As a software developer I often receive push-back on promoting features or components to a production environment because of outstanding product backlog items.
The problem with this type of approach is that there will undoubtedly always be outstanding product backlog items. These backlog items will vary in criticality and the measure of criticality will be subjective to say the least. For example: Is it critical to get it done for this release or is it just critical to get it done before the end of the project? Is it critical for 5% of the users and not for the other 95% of the users? …
As well, if we are always moving out release dates, we end up with a weak project velocity. The team doesn’t feel like they are doing meaningful work any more, because it is all for a hypothetical system, in a synthetic environment. This is very de-motivating. Effectiveness of time boxing via actual release dates is also lost because release dates keep changing. It is difficult for the team to celebrate wins because deadlines aren’t being met, and the project isn’t delivering value to its users.
With regular non-flexible release dates, we can mitigate all of this. Of course, there will always be unknowns and we will likely be overly-optimistic with respect to what can get done before ’said’ release date, so fixing the date will imply only one thing: what we deliver on that date must be flexible. If tasks don’t get completed for the release, they get shifted into the next release. Likewise, if all of the tasks get done before the release date, we can draw from the next iteration’s task list.
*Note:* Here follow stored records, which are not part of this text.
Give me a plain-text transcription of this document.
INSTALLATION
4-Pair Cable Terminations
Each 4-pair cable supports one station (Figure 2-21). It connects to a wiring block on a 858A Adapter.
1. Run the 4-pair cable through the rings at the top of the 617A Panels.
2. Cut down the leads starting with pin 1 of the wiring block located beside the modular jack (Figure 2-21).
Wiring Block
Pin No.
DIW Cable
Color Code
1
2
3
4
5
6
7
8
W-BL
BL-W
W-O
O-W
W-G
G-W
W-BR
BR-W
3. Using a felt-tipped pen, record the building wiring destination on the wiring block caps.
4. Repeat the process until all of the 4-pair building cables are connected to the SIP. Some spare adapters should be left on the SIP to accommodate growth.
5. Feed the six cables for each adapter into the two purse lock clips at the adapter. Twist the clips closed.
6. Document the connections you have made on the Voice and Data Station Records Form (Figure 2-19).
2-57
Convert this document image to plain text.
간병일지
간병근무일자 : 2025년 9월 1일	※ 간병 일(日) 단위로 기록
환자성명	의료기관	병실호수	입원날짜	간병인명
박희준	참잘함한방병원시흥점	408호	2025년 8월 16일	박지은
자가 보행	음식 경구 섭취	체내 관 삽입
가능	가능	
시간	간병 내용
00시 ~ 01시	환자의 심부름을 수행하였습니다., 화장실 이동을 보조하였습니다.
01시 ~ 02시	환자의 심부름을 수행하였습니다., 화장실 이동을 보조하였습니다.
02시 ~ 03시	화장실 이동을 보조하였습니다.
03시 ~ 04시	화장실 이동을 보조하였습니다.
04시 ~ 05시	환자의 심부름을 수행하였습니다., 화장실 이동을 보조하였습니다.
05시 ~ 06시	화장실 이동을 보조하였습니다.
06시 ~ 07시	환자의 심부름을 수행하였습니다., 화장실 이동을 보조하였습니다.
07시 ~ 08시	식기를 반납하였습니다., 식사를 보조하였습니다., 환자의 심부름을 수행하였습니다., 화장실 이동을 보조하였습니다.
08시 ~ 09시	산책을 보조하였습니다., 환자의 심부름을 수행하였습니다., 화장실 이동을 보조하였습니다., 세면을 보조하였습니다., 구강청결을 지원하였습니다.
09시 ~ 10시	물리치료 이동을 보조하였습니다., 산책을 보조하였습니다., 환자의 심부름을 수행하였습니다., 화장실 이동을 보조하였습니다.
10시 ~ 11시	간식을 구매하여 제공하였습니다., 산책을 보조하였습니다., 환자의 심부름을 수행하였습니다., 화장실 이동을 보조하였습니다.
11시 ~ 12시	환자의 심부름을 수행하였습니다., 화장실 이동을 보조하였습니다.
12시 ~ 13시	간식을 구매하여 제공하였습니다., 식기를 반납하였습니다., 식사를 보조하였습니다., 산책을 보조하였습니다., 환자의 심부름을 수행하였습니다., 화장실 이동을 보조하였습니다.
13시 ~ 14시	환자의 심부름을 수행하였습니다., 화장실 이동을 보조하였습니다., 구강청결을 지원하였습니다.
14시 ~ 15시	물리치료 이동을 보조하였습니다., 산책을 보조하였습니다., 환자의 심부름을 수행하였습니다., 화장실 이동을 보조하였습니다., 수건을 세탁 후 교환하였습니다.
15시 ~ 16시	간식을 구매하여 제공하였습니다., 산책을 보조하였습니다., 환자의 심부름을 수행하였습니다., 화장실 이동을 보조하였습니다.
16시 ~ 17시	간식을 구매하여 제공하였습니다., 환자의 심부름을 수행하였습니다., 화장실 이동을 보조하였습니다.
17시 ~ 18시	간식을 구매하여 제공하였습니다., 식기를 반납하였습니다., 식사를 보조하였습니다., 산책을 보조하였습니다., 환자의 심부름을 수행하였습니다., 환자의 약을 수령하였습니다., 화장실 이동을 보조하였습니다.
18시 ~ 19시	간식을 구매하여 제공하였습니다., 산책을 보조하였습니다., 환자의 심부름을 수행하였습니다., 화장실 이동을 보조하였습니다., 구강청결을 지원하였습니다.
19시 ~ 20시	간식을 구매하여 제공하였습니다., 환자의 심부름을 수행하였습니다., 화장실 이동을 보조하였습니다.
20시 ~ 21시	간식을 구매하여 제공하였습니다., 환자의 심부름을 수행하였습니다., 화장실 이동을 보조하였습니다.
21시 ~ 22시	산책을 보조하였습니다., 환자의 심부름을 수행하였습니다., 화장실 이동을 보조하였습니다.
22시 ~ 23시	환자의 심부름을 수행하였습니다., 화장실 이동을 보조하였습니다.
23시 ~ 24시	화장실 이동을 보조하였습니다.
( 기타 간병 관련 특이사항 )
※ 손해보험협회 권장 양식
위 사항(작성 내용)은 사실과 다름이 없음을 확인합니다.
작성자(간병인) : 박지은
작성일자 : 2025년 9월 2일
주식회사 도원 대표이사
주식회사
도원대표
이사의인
Fixing the release date and leaving the release deliverables flexible is much more effective than fixing the release deliverables and leaving the release date flexible. If we learn to schedule a project this way, we end up with a greater return on investment because we are regularly releasing software that provides business value. We also end up with higher team morale and productivity (by the way, an environment like this tends to attract the brightest of individuals). And finally, we tend to start making decisions based on the behavior of our system in a production environment, with production users. This kind of feedback is real and is the best kind of feedback to evolve our system effectively and efficiently.